Before us are many more realities that are not discussed. In fact, the Objectives Resolution distracted us and did not help us emerge as a nation. Today, the rural Sindhis, the Baloch and the Pathans in general, and a majority of the Punjabis and urban Sindhis in particular, are not comfortable with the situation in Pakistan. Here, the president's son gets his education in the US, whereas the president praises Islamic institutions (madrassas) as the biggest NGO network in the world. Here, Qazi Hussain Ahmed likes his children to become highly qualified in Western knowledge and own as much property as possible but for the children of the poor he recommends the hereafter. The president and Qazi sahib are the face of an elite that comprises the feudal, the generals, the bureaucrats and the affluent. This relationship will last as long as political uncertainty continues in Pakistan. And as long as this uncertainty continues, a majority of Pakistani mothers would remain helpless like my mother, though for a different reason: they see no future for their children in Pakistan.
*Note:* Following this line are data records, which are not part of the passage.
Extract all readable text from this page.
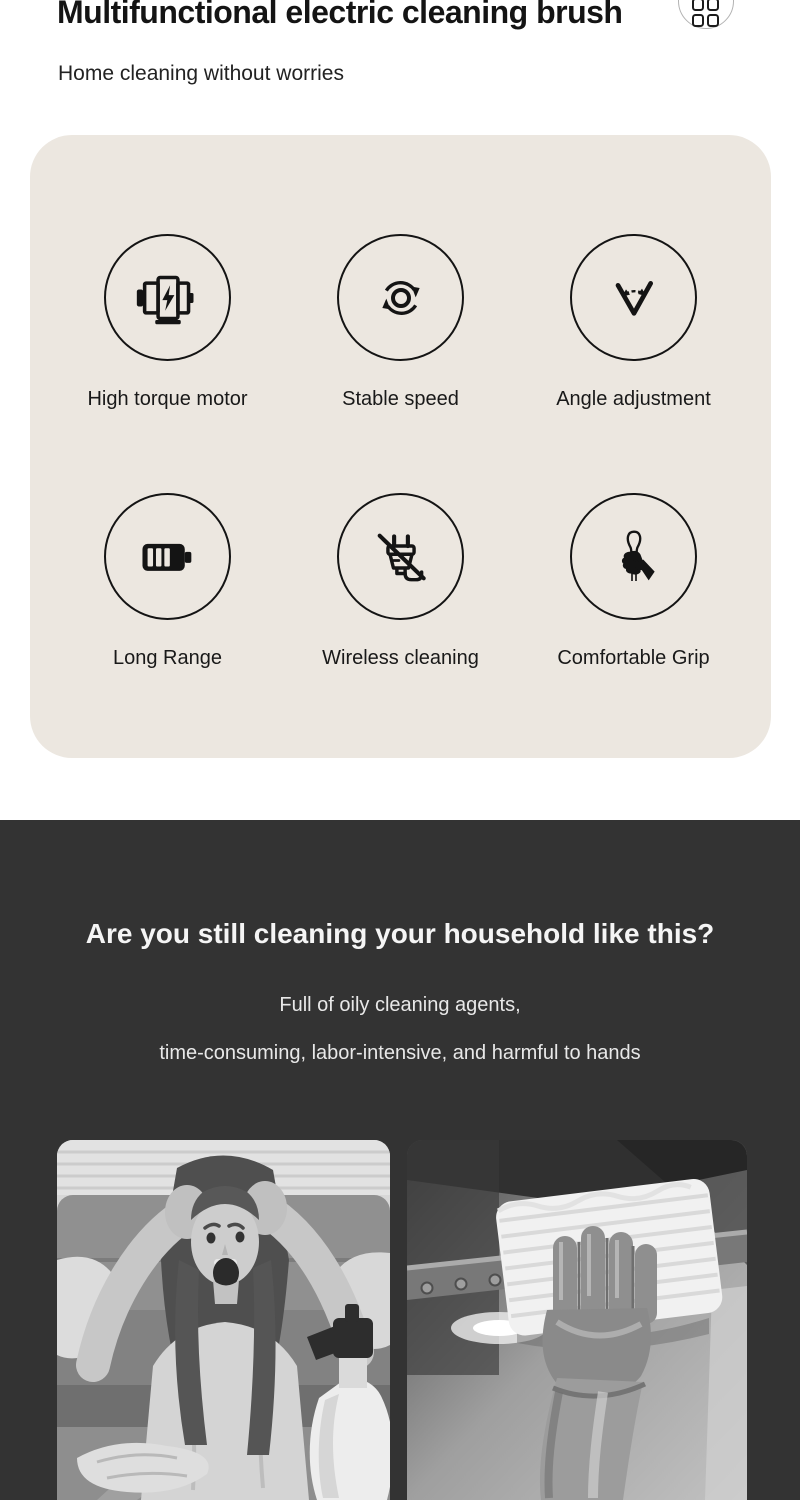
Multifunctional electric cleaning brush
Home cleaning without worries
High torque motor	Stable speed	Angle adjustment
Long Range	Wireless cleaning	Comfortable Grip
Are you still cleaning your household like this?
Full of oily cleaning agents,
time-consuming, labor-intensive, and harmful to hands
I suffer from multiple depressions. The first is what my mother's helplessness gave me. The second is what the helpless Pakistani mothers give me on a daily basis. The third is due to the guilt of being a Kashmiri from the Valley. Perhaps had there been no Kashmir problem, Pakistani mothers might have been hopeful about the future of their children. I belong to the second generation of Kashmiri migrants. Most among this generation feel that peace lies in giving finality to what exists - in an honourable way. It could be achieved only when the Pakistani leadership acts as a saviour. The problem of Kashmir should be taken as how much autonomy the Indian Kashmiris demand and how much sovereignty the Indians are prepared to surrender. Here, Pakistan acting as a saviour can help them reach a reasonable compromise.
About a year ago, the enthusiastic third generation of Kashmiris arranged a gathering of Kashmiri-speaking Pakistanis in Rawalpindi. They were invited to a talk to be given by Abdul Ghani Bhatt, ex-chairman of the Hurriyat Conference. Before his talk I was asked to open the session. I was not prepared. All that I said was, "I am a Kashmiri Pakistani. Please let me remain so. I do not want to become a Palestinian. Being a Pakistani, I do not want to live with political uncertainty forever. Having a Kashmiri origin, I cannot see Kashmiris falling in the ditch of darkness. Over to you Bhatt sahib for a solution that would save both Kashmiris and Pakistanis." Bhatt sahib gave a two-hour long wise but inconclusive talk. He gave no solution, nor could anyone else. Nor can anyone else. In a situation like ours, peace is a solution in itself.